Lorsqu’une espèce est inscrite à l’annexe 1 de la LEP, elle bénéficie des mesures de protection qui y sont prévues et du processus de préparation obligatoire d’un programme de rétablissement ou d’un plan de gestion.
Programme de rétablissement: la LEP exige que l’on prépare pour chaque espèce menacée ou en voie de disparition un programme de rétablissement qui indique ce qu’il faut faire pour arrêter et même renverser le déclin des populations. Chaque programme de rétablissement fixe des buts et des objectifs, définit autant que possible l’habitat essentiel de l’espèce et décrit les travaux de recherche et de gestion nécessaires. Ce programme est préparé en consultation et en collaboration avec le ou les gouvernements provinciaux ou territoriaux en cause, le conseil de gestion, les organisations autochtones et les autres acteurs intéressés. Un programme de rétablissement peut s’appliquer à plusieurs espèces situées dans la même région ou écosystème, ou soumises aux mêmes menaces.

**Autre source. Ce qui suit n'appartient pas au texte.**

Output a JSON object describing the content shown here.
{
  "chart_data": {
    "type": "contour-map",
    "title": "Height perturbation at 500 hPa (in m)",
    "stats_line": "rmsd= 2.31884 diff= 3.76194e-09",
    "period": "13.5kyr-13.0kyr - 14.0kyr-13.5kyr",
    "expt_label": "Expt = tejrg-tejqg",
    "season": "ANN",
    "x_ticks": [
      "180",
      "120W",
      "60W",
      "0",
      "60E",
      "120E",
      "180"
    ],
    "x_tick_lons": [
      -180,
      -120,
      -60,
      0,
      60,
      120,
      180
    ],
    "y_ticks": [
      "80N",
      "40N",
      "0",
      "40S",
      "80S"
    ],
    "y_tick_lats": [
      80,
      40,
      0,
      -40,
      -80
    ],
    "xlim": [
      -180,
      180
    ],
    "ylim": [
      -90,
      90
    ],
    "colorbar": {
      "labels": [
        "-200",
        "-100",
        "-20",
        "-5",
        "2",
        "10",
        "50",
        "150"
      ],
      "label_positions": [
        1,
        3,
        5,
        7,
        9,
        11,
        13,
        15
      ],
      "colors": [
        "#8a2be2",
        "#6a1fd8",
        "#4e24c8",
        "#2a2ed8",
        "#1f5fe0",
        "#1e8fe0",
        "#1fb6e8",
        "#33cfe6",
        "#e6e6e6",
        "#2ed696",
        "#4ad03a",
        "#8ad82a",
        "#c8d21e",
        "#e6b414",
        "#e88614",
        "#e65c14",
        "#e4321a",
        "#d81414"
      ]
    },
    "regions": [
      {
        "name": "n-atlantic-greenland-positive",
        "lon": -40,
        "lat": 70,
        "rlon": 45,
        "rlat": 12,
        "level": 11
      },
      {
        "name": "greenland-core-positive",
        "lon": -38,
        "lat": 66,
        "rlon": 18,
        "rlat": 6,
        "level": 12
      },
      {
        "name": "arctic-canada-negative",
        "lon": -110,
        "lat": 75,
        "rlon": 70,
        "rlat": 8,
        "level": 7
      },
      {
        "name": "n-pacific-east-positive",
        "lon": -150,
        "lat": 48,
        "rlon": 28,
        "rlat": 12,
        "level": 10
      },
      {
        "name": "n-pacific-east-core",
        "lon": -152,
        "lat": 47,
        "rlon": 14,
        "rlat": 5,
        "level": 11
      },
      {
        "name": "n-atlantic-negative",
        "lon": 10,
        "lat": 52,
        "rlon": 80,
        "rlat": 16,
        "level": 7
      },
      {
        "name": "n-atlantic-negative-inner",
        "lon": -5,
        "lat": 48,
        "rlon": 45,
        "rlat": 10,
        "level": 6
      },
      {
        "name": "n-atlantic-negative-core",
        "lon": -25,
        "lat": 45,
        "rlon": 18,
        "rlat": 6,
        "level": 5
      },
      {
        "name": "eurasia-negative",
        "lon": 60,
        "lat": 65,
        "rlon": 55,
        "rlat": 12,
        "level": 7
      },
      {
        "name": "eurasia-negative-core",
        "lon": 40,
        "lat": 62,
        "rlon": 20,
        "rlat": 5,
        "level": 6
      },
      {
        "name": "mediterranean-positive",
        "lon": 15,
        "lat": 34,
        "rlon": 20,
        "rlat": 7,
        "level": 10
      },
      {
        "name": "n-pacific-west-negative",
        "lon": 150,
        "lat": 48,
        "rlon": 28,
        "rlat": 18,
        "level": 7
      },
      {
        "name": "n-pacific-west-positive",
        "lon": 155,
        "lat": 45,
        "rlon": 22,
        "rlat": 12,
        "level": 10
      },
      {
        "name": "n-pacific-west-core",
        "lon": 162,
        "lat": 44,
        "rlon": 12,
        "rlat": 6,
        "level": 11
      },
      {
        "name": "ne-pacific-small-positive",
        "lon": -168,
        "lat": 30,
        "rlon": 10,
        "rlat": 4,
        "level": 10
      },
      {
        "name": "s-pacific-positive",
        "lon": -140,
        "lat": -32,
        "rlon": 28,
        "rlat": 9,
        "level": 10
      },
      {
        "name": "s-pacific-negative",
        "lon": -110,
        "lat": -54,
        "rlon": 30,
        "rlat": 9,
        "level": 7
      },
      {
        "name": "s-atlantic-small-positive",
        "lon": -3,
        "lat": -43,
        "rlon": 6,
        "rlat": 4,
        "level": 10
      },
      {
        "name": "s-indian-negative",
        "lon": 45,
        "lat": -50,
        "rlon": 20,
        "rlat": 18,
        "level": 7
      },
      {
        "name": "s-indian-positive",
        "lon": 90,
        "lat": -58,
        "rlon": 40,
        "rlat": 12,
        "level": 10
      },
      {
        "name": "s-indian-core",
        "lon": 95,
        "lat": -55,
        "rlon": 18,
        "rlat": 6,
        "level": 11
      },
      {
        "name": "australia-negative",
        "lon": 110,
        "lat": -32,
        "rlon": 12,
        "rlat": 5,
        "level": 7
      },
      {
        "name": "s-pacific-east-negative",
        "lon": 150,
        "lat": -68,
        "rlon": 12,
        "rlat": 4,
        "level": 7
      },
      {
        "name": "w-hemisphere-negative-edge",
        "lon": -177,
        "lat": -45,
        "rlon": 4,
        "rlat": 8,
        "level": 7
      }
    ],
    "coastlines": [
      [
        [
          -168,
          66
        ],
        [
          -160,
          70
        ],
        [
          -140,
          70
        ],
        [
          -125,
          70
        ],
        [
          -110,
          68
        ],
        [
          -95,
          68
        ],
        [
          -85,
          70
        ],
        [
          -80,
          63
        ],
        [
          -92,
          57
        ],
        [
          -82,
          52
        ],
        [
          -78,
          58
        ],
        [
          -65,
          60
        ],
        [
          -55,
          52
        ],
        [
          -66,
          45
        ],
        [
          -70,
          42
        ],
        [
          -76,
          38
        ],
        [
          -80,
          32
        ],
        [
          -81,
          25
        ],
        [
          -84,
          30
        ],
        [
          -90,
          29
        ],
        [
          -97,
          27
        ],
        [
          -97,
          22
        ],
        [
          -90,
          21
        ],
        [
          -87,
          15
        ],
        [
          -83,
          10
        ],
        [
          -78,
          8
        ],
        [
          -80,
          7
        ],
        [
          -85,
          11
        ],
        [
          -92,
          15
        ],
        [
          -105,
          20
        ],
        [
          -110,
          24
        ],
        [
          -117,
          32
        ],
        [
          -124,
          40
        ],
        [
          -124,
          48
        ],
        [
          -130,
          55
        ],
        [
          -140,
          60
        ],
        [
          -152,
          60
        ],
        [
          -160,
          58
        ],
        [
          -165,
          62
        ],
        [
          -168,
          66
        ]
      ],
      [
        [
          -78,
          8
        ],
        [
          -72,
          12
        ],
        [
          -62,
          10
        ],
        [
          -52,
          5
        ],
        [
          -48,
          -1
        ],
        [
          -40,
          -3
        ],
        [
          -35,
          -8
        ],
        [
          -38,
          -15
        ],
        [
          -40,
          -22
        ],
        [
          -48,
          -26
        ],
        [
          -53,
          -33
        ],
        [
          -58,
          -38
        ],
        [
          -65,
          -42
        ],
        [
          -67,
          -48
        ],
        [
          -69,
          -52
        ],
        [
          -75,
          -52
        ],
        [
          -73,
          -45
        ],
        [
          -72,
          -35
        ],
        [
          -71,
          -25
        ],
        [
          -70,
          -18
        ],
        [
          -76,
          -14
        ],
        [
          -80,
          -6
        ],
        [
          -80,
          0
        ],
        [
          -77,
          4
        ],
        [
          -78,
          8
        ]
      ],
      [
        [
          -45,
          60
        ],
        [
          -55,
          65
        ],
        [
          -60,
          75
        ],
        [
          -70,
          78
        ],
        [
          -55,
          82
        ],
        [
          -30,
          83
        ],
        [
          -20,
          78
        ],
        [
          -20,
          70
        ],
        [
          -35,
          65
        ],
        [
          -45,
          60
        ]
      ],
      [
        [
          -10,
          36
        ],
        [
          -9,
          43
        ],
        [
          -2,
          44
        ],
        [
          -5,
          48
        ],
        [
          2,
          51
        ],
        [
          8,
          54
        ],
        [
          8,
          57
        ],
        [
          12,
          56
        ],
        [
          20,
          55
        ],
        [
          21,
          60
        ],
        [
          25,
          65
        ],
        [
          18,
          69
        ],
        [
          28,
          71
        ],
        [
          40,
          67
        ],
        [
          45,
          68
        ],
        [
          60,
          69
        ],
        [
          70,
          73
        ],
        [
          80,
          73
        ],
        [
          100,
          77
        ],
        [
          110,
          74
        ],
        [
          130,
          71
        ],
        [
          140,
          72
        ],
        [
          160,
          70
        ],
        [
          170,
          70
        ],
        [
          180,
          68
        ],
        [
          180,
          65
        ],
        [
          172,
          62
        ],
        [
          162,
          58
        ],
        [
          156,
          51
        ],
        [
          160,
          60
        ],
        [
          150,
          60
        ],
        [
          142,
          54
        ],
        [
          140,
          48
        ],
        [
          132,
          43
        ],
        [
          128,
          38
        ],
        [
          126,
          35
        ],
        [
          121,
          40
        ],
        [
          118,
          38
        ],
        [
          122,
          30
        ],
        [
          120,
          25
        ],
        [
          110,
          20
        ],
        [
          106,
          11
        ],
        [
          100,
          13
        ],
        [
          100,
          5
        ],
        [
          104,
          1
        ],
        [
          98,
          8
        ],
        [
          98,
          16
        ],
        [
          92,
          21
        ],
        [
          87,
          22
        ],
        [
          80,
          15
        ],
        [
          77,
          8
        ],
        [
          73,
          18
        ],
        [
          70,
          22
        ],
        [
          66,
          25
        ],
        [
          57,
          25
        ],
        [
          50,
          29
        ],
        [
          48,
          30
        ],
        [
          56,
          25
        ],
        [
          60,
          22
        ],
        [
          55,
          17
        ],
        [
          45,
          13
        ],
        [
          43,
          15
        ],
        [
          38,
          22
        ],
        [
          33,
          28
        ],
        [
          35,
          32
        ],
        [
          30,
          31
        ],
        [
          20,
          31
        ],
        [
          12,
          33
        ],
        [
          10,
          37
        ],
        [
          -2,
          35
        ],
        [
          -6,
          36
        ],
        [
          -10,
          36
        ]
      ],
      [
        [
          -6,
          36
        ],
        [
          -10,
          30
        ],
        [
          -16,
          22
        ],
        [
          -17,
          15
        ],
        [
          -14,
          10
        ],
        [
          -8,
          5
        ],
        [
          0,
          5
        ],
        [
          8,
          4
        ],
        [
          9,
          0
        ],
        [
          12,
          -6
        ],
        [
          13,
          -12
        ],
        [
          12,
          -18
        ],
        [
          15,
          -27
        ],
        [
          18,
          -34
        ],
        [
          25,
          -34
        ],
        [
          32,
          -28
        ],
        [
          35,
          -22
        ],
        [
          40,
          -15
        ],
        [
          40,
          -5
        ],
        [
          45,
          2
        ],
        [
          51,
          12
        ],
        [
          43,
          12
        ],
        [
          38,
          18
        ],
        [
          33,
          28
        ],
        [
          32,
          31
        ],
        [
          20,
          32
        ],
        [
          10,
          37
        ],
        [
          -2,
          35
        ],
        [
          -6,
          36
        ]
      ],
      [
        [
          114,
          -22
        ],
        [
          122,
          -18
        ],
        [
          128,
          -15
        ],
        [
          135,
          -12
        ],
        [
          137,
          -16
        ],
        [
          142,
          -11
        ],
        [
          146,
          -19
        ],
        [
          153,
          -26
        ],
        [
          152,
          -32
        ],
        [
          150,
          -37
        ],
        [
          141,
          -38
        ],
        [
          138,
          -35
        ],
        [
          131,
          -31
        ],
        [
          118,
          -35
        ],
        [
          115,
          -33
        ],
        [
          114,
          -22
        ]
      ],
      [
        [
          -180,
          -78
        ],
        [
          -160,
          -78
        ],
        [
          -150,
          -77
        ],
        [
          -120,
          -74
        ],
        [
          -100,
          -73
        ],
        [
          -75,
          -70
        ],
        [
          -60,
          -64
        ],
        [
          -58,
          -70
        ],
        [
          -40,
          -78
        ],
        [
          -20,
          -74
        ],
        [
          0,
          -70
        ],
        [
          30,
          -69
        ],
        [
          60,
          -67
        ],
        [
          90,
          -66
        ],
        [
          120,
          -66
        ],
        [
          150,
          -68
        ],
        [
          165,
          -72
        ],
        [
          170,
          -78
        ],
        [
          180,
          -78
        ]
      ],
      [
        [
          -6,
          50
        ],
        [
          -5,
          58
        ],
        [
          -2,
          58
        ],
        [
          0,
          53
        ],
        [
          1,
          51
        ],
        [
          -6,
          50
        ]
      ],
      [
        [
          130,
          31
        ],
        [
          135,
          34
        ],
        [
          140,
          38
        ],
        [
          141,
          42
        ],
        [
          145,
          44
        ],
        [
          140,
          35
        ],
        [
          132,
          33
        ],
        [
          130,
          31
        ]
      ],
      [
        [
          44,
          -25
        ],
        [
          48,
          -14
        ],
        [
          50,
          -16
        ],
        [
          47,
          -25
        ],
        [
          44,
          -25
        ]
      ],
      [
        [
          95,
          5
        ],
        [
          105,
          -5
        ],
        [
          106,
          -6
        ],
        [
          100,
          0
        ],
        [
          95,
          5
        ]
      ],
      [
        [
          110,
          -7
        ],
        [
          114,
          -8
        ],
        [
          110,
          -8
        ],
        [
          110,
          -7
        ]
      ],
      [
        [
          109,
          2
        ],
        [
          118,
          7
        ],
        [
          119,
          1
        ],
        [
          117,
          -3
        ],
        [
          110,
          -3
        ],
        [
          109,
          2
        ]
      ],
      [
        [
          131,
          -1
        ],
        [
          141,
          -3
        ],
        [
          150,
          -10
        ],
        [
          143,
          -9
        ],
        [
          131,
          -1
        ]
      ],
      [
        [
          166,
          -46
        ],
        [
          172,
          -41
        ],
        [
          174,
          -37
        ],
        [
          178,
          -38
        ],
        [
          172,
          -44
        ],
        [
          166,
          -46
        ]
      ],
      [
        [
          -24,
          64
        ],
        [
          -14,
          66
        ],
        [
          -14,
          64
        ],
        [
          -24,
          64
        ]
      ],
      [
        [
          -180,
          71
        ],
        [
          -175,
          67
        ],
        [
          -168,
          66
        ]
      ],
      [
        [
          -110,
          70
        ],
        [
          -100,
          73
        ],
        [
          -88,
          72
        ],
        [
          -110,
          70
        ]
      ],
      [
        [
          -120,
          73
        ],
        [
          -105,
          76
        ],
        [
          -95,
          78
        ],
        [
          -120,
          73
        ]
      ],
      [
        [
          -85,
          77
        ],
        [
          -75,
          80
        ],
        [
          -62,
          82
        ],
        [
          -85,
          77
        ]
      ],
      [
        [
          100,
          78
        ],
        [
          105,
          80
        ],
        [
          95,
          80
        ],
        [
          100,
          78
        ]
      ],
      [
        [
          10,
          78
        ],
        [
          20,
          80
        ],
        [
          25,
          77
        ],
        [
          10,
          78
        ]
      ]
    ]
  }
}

Toutes les espèces floristiques ou fauniques sont importantes, que ce soit pour leur valeur écologique, scientifique, alimentaire, économique, médicinale, culturelle ou sociale. Avec la Loi sur les espèces menacées ou vulnérables, le gouvernement québécois s’est engagé à garantir la sauvegarde de l’ensemble de la diversité génétique du Québec.
Une espèce est dite menacée lorsque sa disparition est appréhendée. Elle est dite vulnérable lorsque sa survie est précaire même si sa disparition n’est pas appréhendée. Pour chaque espèce floristique légalement protégée au Québec, un plan de conservation doit être élaboré.